Oh man, I have so many thoughts on how this is (not) working in my life. The last two weeks since this posted I have been chewing on it, with a side of my mom’s recent comment that we’re a pretty busy family, and my months long obsession with finding the exact right trailer for my family, which ate up a fair amount of weekends.
On Sundays, we go to church. We’re home by 10:30. And then it’s play time. Or shop time. Or clean the house because folks are coming for dinner time. It is rarely ever rest time.
And am I joy-full on Sundays? As I’m playing or shopping or cleaning and cooking, am I mindful of God and His day?
Sometimes, like when we head straight down to the beach after Mass, and have a lovely day playing in God’s ocean. On those days there is always a time when I utter a prayer of thanksgiving for the weather and the sun and the salty sea water.
Sometimes, like last Sunday, when I sit next to my dad and watch my kids play with their grandma in the pool. On those days I am filled with the joy of loving family and memory-making.
And sometimes, when I have managed to get every single chore done by Saturday so that Shea can lay on the couch and watch his Bills in peace and quiet while I write or read or watch a movie with the kids, I am joyfully grateful for the rest.
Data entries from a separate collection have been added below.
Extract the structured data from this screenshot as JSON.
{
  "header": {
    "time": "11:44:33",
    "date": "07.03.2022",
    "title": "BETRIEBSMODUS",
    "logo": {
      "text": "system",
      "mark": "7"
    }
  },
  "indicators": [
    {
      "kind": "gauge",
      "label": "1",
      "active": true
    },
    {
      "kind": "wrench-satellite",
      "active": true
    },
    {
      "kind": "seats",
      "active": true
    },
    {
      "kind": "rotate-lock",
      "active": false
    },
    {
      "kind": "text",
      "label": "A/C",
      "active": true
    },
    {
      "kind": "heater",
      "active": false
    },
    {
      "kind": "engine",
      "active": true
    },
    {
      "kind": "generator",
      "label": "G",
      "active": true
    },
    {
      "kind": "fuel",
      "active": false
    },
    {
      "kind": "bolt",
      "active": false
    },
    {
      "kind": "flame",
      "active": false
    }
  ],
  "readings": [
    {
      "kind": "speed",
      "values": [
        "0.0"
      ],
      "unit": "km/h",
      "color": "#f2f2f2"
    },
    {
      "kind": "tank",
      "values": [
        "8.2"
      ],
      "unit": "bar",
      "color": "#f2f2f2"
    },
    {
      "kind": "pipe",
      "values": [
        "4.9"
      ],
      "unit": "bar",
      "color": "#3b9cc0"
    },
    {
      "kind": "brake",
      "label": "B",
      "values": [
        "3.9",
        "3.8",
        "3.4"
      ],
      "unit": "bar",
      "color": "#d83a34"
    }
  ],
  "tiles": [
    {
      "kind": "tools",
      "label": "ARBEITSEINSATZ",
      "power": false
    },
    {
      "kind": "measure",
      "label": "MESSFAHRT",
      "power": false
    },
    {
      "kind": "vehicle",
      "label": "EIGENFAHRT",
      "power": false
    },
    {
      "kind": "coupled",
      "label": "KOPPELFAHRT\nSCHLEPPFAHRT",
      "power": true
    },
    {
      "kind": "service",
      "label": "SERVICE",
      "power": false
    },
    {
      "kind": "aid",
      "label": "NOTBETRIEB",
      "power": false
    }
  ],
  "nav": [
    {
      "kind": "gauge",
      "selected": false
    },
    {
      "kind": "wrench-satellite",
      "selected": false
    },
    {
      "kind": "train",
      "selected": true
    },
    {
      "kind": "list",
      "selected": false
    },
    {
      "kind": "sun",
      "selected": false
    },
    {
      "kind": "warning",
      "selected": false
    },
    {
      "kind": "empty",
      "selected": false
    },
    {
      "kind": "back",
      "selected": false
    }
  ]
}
But those Sabbaths happen far too infrequently. Too many Sundays are spent at the mall, where I can score $100 worth of clothes for $60. I feel victory and satisfaction, but not joy. And I am certainly not mindful of God while I am bargain hunting.
Then I realized this: every car we have bought as a couple has been purchased on a Sunday, which means we have haggled and hassled and played good cop-bad cop on the Sabbath. I’m trying to screw you before you can screw me mode is neither joyful nor restful, and it’s impossible at those times to be mindful of anyone but your own self.
So the truth is, too many of our Sabbaths have been rushed and crammed and cranky and mindless.
My spirit is itchy, which means we are out of Alignment and need a change.
I want to be better at honoring this Commandment. What can we do in our family to both honor the Commandment and instill in our kids the wonderful knowledge that God, in His wisdom and love, has commanded us to rest and be joyful.
I want Heaven to be an endless day on the beach at Coronado. Not endless hours of haggling with a used car salesman.
So if you’ve got thoughts, I’ve got ears. How do you keep and bless this day in your homes?